ABOUT GARRISON CAPITAL INC.
Garrison Capital Inc. is a business development company that primarily invests in loans to U.S. based middle-market companies. The Company’s investment activities are managed by its investment adviser, Garrison Capital Advisers LLC, an affiliate of Garrison Investment Group LP (“Garrison Investment Group”). For more information about the Company, please visit http://www.garrisoncapitalbdc.com.
ABOUT GARRISON INVESTMENT GROUP
Garrison Investment Group is an alternative investment and asset management firm founded in March 2007 by Steven Stuart and Joseph Tansey. As of December 31, 2012, Garrison Investment Group had approximately $3.1 billion of committed and invested capital under management and a team of 62 employees, including 36 investment professionals. Garrison Investment Group invests opportunistically in the debt of middle-market companies, primarily in the areas of corporate finance, real estate finance and structured finance. For more information about Garrison Investment Group, please visit http://www.garrisoninv.com.
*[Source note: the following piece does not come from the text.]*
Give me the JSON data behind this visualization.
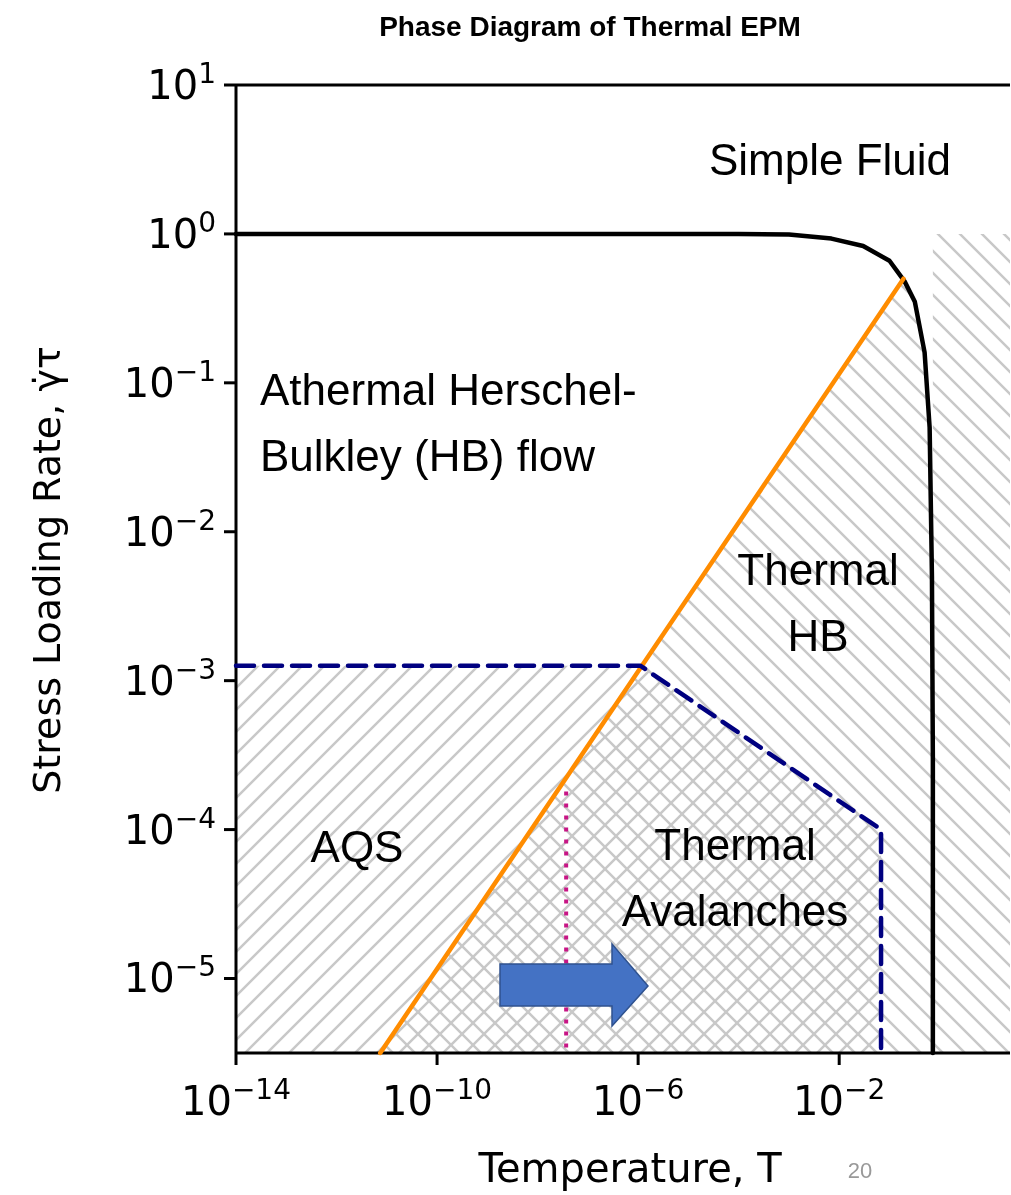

This press release may contain “forward-looking statements” within the meaning of the Private Securities Litigation Reform Act of 1995. Statements other than statements of historical facts included in this press release may constitute forward-looking statements and are not guarantees of future performance or results and involve a number of risks and uncertainties. Actual results may differ materially from those in the forward-looking statements as a result of a number of factors, including those described from time to time in filings with the Securities and Exchange Commission. The Company undertakes no duty to update any forward-looking statement made herein. All forward-looking statements speak only as of the date of this press release.